Dans les faits, seules onze structures golfiques ont été « vandalisées » cet été en France, mais leur traitement médiatique a donné à ces actions un grand écho. « Nous avons pénétré dans le golf des futurs Jeux olympiques dans les Yvelines, un immense domaine de 43 trous, explique Camille, d’Extinction Rébellion. Nous nous sommes introduits de nuit avec des pelles et des bêches pour creuser sur un green et y placer des plantes ainsi que des pancartes ». Datée du 19 septembre, cette action a eu lieu au golf national de Saint-Quentin-en-Yvelines, situé à Guyancourt. « Nous trouvions intolérable que les golfs aient des dérogations afin d’arroser leur pelouse en pleine sécheresse, continue la militante.
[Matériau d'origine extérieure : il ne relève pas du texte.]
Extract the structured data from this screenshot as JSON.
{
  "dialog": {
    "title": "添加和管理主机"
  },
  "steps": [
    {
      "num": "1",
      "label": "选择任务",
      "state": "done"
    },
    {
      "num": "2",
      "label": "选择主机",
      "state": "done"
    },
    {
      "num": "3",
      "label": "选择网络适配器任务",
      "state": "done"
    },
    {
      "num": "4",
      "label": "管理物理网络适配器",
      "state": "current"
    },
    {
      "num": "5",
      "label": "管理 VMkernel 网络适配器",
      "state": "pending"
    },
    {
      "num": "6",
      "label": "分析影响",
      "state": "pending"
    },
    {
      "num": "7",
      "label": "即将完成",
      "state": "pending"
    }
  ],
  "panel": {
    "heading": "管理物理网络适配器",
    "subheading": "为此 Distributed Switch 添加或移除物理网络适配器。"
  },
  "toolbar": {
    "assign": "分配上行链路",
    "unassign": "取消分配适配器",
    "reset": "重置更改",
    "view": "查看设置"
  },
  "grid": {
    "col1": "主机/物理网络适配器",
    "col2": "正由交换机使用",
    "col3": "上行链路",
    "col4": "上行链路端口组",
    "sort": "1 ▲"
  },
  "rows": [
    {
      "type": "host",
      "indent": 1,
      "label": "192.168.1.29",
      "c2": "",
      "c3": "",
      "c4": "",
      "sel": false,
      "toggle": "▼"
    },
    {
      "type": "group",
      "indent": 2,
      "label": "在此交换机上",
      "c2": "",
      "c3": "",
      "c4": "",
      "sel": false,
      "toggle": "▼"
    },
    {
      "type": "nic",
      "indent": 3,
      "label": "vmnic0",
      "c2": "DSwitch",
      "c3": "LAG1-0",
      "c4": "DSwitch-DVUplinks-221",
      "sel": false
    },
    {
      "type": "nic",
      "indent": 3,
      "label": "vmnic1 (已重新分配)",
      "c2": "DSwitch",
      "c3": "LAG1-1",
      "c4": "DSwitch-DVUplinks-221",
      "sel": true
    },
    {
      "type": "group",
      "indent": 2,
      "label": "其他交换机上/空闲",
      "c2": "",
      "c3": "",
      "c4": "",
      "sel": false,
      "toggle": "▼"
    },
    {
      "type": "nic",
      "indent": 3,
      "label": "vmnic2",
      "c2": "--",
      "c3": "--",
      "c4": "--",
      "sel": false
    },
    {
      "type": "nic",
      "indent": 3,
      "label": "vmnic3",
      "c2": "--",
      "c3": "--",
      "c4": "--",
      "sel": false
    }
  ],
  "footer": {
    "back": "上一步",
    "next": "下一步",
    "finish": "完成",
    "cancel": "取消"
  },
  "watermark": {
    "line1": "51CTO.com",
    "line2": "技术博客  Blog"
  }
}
C’est un peu le même problème qu’avec les mégabassines, il y a une concentration de la ressource de l’eau réservée à quelques-uns. »

Convoquée au commissariat pour un potager sur un golf

À genoux à gauche, Pauline Rapilly Ferniot a été la seule membre du collectif Ibiza convoquée au commissariat pour cette action.
Un potager installé sur un terrain de golf
À genoux à gauche, Pauline Rapilly Ferniot a été la seule membre du collectif Ibiza convoquée au commissariat pour cette action.
© Collectif Ibiza

Une autre initiative a aussi marqué l’opinion fin août, celle du collectif Ibiza au golf de Saint-Germain-en-Laye (également dans les Yvelines) : les militants y ont installé un potager, sans dégradation, mais avec des revendications similaires. « L’action était purement symbolique, elle ne fera pas changer le système et c’est justement l’intérêt de le faire à visage découvert : pour communiquer », explique Pauline Rapilly Ferniot, qui y avait participé.

Membre du collectif et élue EELV à la mairie de Boulogne-Billancourt, elle a ensuite été convoquée au commissariat sans savoir qui avait porté plainte. « Un journaliste de L’Équipe (le quotidien sportif, partenaire de la Fédération française de golf, aux côtés de Rolex, ndlr) m’a carrément engueulé au téléphone », se souvient-elle. L’élue a finalement dû suivre une journée de stage de citoyenneté d’un coût de 200 euros. La photo de l’action, elle, a largement fait le tour d’Internet. « Le principe de lutte des classes climatique a fait son chemin dans la tête des gens ! » constate Camille.

Guy Pichard

Photo de une : Au golf de Bréville-sur-Mer, en Normandie/©Guy Pichard.